When I read Dr. Albert Schweitzer’s biography at the age of 8, I knew I was going to devote my life to medical mission work. After serving in the US Navy, I have continued my service to humanity through medical missions for the past 10 years. I’ve worked and taught in 7 countries and on 6 continents, including serving in the Hot Zone during the last Ebola outbreak. My BCEN Board Certifications in five disciplines have been absolutely invaluable in preparing me to work around the world with the most challenging of patients under the most challenging of conditions. I couldn’t do it without them. I am thankful to BCEN for being a key part of my life’s work, for helping me make a difference, and for allowing me to share my story.

Mark Stevens

I chose to become certified in all 5 because it demonstrates my commitment for emergency nursing knowledge to not only my patients and employer but also, to me.

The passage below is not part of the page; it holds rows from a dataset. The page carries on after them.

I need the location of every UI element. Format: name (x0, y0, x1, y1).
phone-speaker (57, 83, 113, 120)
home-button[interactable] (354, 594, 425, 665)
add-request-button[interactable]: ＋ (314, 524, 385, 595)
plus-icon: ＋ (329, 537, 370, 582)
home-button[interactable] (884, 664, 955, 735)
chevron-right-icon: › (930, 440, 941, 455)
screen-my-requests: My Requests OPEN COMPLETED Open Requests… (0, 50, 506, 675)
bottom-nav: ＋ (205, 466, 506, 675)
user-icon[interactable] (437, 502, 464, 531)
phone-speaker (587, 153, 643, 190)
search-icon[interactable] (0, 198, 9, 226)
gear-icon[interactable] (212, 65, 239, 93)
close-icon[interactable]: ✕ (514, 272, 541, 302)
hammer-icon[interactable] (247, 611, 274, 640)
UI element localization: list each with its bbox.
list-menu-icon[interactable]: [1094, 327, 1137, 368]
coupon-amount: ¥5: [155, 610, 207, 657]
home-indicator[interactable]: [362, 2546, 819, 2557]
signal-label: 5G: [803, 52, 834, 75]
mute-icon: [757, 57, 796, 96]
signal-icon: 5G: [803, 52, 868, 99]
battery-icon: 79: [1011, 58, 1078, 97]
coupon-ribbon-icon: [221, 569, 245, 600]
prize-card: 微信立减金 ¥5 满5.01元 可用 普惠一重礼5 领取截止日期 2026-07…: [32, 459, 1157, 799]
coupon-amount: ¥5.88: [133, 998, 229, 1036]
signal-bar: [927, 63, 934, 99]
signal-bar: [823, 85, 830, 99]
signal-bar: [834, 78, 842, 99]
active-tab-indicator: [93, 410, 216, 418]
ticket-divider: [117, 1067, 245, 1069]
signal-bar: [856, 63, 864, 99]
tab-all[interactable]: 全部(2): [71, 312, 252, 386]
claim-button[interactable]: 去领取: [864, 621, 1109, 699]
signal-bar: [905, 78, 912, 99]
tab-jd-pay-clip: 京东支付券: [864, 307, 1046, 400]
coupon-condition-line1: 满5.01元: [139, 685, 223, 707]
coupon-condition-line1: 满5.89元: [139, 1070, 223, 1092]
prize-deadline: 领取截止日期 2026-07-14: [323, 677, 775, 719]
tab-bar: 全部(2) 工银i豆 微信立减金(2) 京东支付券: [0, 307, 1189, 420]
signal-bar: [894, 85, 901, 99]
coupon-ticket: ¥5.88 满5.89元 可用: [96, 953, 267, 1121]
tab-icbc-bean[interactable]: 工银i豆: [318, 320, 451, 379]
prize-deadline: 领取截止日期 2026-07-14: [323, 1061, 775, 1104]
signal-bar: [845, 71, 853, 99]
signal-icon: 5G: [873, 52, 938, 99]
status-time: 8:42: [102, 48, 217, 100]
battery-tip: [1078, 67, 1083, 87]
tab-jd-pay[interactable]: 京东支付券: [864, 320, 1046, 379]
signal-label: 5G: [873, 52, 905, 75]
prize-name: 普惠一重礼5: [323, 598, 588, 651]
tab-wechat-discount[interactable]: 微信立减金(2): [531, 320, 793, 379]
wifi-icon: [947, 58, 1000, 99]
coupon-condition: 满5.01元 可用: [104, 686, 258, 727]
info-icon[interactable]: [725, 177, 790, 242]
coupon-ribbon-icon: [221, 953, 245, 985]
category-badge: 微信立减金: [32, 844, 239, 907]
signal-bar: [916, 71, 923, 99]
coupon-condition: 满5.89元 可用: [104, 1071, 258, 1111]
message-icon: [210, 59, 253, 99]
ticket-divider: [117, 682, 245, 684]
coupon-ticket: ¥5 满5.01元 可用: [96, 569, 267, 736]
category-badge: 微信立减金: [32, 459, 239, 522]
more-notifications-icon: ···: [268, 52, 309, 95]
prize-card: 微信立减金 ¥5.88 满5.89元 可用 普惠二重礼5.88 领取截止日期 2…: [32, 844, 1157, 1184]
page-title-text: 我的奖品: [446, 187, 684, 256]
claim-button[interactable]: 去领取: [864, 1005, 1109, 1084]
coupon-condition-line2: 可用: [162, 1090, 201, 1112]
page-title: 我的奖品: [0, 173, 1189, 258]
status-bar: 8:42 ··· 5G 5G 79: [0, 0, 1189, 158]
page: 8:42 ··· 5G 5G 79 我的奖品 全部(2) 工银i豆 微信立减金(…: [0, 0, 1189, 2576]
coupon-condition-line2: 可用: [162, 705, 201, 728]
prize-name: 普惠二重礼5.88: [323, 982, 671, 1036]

Francisco Javier Tiscareno

I had a mentor who taught me the importance of humility and continuing education in emergency medicine.  He introduced to me to BCEN and, to best quote him, “It’s not about the number of certifications you get, it’s what you do as a provider that defines you.  If you can use what you learn from studying for these certifications and apply the knowledge you gain to help one patient, then you really have something special.”  I can attest that preparing and studying for these certifications has challenged me, helped me grow as a nurse in the emergency room, on the road, and in the air.  Most importantly, obtaining certifications has helped me provide the best care for my patients.

Cathleen Vandenbraak

I never planned on achieving all the certifications. As I progressed through my career, I found the knowledge-based required matched the certification examinations. Achieving the certifications validated my preparation for the patient populations I encountered.

Certification achievement and maintenance is the hallmark of validating knowledge and dedication to patient safety.

Kevin Webb

My first certification, CEN, was a personal validation of my acquired knowledge in Emergency Nursing. I found the CEN credential was respected by my peers, patients and their families. I quickly recognized the value of certification and professional membership to assure I was providing evidence-based care within a culture of safety for my patients.

As I moved through my career, I practiced in several specialized areas of Emergency Nursing. Each BCEN specialty certification allowed me to acquire and practice with a high level of confidence that I was delivering quality patient care. I am honored to be one of few Emergency Nurses to have obtained all five BCEN specialty certifications. In preparation for each exam, the knowledge acquired and continued towards recertifications has been invaluable during my career. My specialty certifications are a great resource to keep up with the demands of safe patient care.